Caravan

class neuralhydrology.datasetzoo.caravan.Caravan(cfg: Config, is_train: bool, period: str, basin: str = None, additional_features: List[Dict[str, pandas.DataFrame]] = [], id_to_int: Dict[str, int] = {}, scaler: Dict[str, pandas.Series | xarray.DataArray] = {})

Bases: BaseDataset

Data set class for the Caravan data set by [1].

Parameters:
  • cfg (Config) – The run configuration.

  • is_train (bool) – Defines if the dataset is used for training or evaluating. If True (training), means/stds for each feature are computed and stored to the run directory. If one-hot encoding is used, the mapping for the one-hot encoding is created and also stored to disk. If False, a scaler input is expected and similarly the id_to_int input if one-hot encoding is used.

  • period ({'train', 'validation', 'test'}) – Defines the period for which the data will be loaded

  • basin (str, optional) – If passed, the data for only this basin will be loaded. Otherwise the basin(s) are read from the appropriate basin file, corresponding to the period.

  • additional_features (List[Dict[str, pd.DataFrame]], optional) – List of dictionaries, mapping from a basin id to a pandas DataFrame. This DataFrame will be added to the data loaded from the dataset, and all columns are available as ‘dynamic_inputs’, ‘evolving_attributes’ and ‘target_variables’

  • id_to_int (Dict[str, int], optional) – If the config argument ‘use_basin_id_encoding’ is True in the config and period is either ‘validation’ or ‘test’, this input is required. It is a dictionary, mapping from basin id to an integer (the one-hot encoding).
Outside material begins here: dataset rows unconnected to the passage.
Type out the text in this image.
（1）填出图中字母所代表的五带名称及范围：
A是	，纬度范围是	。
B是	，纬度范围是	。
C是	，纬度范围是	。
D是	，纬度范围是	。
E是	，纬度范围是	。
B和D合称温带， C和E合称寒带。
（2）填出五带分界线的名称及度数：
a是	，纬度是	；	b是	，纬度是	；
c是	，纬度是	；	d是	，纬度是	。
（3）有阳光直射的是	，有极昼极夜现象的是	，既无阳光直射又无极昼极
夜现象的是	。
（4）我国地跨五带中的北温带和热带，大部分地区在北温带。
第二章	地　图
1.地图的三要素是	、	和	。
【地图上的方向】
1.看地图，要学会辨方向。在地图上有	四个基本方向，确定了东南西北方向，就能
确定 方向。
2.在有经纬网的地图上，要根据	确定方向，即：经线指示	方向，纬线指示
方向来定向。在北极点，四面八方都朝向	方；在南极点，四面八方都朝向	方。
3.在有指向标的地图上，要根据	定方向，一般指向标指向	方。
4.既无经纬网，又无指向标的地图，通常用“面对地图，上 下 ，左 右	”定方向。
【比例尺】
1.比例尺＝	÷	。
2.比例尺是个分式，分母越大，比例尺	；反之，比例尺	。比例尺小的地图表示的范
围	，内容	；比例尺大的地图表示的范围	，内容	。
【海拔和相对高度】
  • scaler (Dict[str, Union[pd.Series, xarray.DataArray]], optional) – If period is either ‘validation’ or ‘test’, this input is required. It contains the centering and scaling for each feature and is stored to the run directory during training (train_data/train_data_scaler.yml).

References

neuralhydrology.datasetzoo.caravan.load_caravan_attributes(data_dir: Path, basins: List[str] | None = None, subdataset: str | None = None) pandas.DataFrame

Load the attributes of the Caravan dataset.

Parameters:
  • data_dir (Path) – Path to the root directory of Caravan that has to include a sub-directory called ‘attributes’ which contain the attributes of all sub-datasets in separate folders.
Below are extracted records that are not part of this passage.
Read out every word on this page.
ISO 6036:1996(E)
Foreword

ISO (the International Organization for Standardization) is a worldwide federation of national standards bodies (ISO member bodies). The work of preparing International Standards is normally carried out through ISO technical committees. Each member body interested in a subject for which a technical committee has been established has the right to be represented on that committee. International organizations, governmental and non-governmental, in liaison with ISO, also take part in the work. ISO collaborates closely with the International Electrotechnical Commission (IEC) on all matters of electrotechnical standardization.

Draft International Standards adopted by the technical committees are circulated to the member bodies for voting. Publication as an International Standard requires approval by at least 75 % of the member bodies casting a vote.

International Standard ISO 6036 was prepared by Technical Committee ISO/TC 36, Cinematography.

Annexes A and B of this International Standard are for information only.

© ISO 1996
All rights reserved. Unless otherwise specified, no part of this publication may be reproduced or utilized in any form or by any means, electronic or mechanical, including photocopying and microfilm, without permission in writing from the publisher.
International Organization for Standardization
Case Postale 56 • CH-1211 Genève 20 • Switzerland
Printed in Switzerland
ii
  • basins (List[str], optional) – If passed, returns only attributes for the basins specified in this list. Otherwise, the attributes of all basins are returned.

  • subdataset (str, optional) – If passed, returns only the attributes of one sub-dataset. Otherwise, the attributes of all sub-datasets are loaded.

Raises:
  • FileNotFoundError – If the requested sub-dataset does not exist or any sub-dataset for the requested basins is missing.
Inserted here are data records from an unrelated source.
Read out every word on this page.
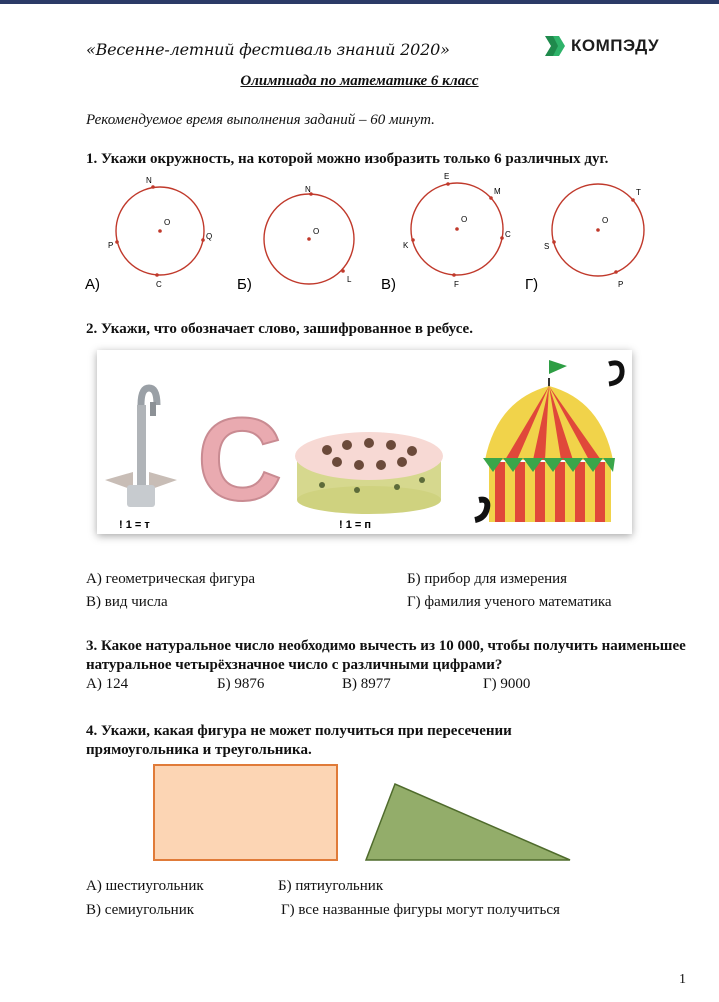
«Весенне-летний фестиваль знаний 2020»	КОМПЭДУ
Олимпиада по математике 6 класс
Рекомендуемое время выполнения заданий – 60 минут.
1. Укажи окружность, на которой можно изобразить только 6 различных дуг.
O
N
P
Q
C
А)
O
N
L
Б)
O
E
M
K
C
F
В)
O
T
S
P
Г)
2. Укажи, что обозначает слово, зашифрованное в ребусе.
С
! 1 = т	! 1 = п
А) геометрическая фигура	Б) прибор для измерения
В) вид числа	Г) фамилия ученого математика
3. Какое натуральное число необходимо вычесть из 10 000, чтобы получить наименьшее натуральное четырёхзначное число с различными цифрами?
А) 124	Б) 9876	В) 8977	Г) 9000
4. Укажи, какая фигура не может получиться при пересечении прямоугольника и треугольника.
А) шестиугольник	Б) пятиугольник
В) семиугольник	Г) все названные фигуры могут получиться
1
  • ValueError – If any of the requested basins does not exist in the attribute files or if both, basins and sub-dataset are passed but at least one of the basins is not part of the corresponding sub-dataset.

Returns:

A basin indexed DataFrame with all attributes as columns.

Return type:

pd.DataFrame

neuralhydrology.datasetzoo.caravan.load_caravan_timeseries(data_dir: Path, basin: str, filetype: str = 'netcdf') pandas.DataFrame

Loads the timeseries data of one basin from the Caravan dataset.

Parameters:
  • data_dir (Path) – Path to the root directory of Caravan that has to include a sub-directory called ‘timeseries’. This sub-directory has to contain another sub-directory called either ‘csv’ or ‘netcdf’, depending on the choice of the filetype argument. By default, netCDF files are loaded from the ‘netcdf’ subdirectory.

  • basin (str) – The Caravan gauge id string in the form of {subdataset_name}_{gauge_id}.

  • filetype (str, optional) – Can be either ‘csv’ or ‘netcdf’. Depending on this value, this function will load the timeseries data from the netcdf files (default) or csv files.

Raises:
  • ValueError – If filetype is not in [‘csv’, ‘netcdf’].

  • FileNotFoundError – If no timeseries file exists for the basin.